Adverbs and scope

Today's random linguistic observation: an adverb that is extraposed in an adverbial subclause can take scope over the complementizer of that subclause. Take a look at this pair:

  1. omdat 	hij	waarschijnlijk	slaapt
    because	he 	probably 	sleeps
    'because he's probably sleeping'
  2. omdat 	hij	slaapt waarschijnlijk
    because	he 	sleeps	probably
    'probably because he's sleeping'

As is clear from the English translations, in (1) the adverb waarschijnlijk 'probably' scopes below omdat 'because', while in (2) it scopes higher. Now, that an extraposed adverb in Dutch can scope relatively high should come as no surprise, but as high as the complementizer? There's two obvious ways of interpreting this contrast: (i) waarschijnlijk can indeed adjoin as high as CP and from that position it takes scope over omdat, or (ii) omdat is not as high up in the structure as one might think—e.g. it occupies a low projection in a split CP-system—allowing an extraposed adverb to take scope over it.

Unless of course the real answer is secret option number three: you'll notice that the examples in (1) and (2) don't contain a matrix clause. What if waarschijnlijk is not so much extraposed from the adverbial clause as it is a matrix adverb? Let's take a look at a more complete example:

  1. Ze	hebben 	hem	ontslagen 	
    they 	have 	him	fired 	
    omdat   hij	stal 	waarschijnlijk.
    because he 	stole	probably
    'They probably fired him because he stole.'

Forget all my earlier talk about waarschijnlijk adjoining all the way up to CP or omdat being base-generated lower that the highest C-position: maybe waarschijnlijk is just a matrix adverb in examples like (2) and (3) and never has any relationship with the adverbial clause. That would immediately explain its high scope, but it wouldn't mean we're out of the woods yet. For one, the combination of because-clause and adverb seems to form a constituent, as they can be fronted together to the pre-V2-position:

  1. Omdat   hij	stal 	waarschijnlijk
    because he 	stole	probably
    hebben 	ze	hem	ontslagen. 	
    have	they	him	fired
    'They probably fired him because he stole.'

This would seem to bring these examples in line with a construction discussed by Sjef Barbiers in the mid nineties and which I also briefly dabbled in (not in ‘Nam of course) ten years ago in unfinished and unpublished work, whereby both an argument and an adverb precede the finite verb in a declarative main clause:

  1. De  krant 	gisteren  meldde   het voorval  niet.
    the newspaper 	yesterday reported the incident not
    'The newspaper didn't report the incident yesterday.'

What makes this example similar to the data discussed above is that the adverb gisteren 'yesterday' takes clausal rather than nominal scope.

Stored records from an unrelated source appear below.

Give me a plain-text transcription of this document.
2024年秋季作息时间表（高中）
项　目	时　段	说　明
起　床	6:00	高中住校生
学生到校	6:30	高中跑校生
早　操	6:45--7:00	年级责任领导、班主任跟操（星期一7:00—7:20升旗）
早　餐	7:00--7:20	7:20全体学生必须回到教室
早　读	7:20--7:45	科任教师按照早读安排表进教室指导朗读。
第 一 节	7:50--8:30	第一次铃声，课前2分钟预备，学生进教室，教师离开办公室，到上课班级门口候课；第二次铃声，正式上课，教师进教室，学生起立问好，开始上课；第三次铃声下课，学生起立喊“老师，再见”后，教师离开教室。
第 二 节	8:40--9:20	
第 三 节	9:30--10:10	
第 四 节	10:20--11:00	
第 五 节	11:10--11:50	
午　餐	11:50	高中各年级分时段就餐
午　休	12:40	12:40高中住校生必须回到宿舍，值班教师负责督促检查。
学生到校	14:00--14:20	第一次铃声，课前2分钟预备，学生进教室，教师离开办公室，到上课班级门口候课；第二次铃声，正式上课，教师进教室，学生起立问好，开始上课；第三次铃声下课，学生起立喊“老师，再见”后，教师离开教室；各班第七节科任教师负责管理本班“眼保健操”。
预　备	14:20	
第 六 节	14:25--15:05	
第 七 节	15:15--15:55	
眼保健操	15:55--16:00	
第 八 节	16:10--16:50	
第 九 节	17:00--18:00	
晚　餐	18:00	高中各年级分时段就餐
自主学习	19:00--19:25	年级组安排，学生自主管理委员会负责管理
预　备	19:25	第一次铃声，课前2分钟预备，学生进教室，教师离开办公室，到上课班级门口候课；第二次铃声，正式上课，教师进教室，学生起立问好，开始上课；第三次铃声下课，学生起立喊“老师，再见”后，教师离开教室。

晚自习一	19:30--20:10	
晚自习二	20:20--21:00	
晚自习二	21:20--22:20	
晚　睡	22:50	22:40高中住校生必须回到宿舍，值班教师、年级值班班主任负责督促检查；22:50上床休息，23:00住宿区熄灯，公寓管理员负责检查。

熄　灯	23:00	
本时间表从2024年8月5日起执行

In Sjef's analysis the object-DP de krant 'the newspaper' is in the specifier of the adverb gisteren 'yesterday', while I tried to argue that (5) is a genuine case of V3, but what both of us agreed upon, is that the adverb originates in the clausal spine, so it looks like option C might be the right one to go for after all.

  1. If you're an old-fashioned guy like me, you might even think that this is because every projection up to CP is right-headed and so in (2) you're adjoining at least as high as IP.

  2. In fact, if this is the right solution, it must adjoin as high as CP, because to my ear, the readings indicated are the only ones that are available.

  3. The relevant ground for comparison is the DP de krant van gisteren 'yesterday's newspaper' (lit. the newspaper of yesterday), where the adverb does not take clausal scope.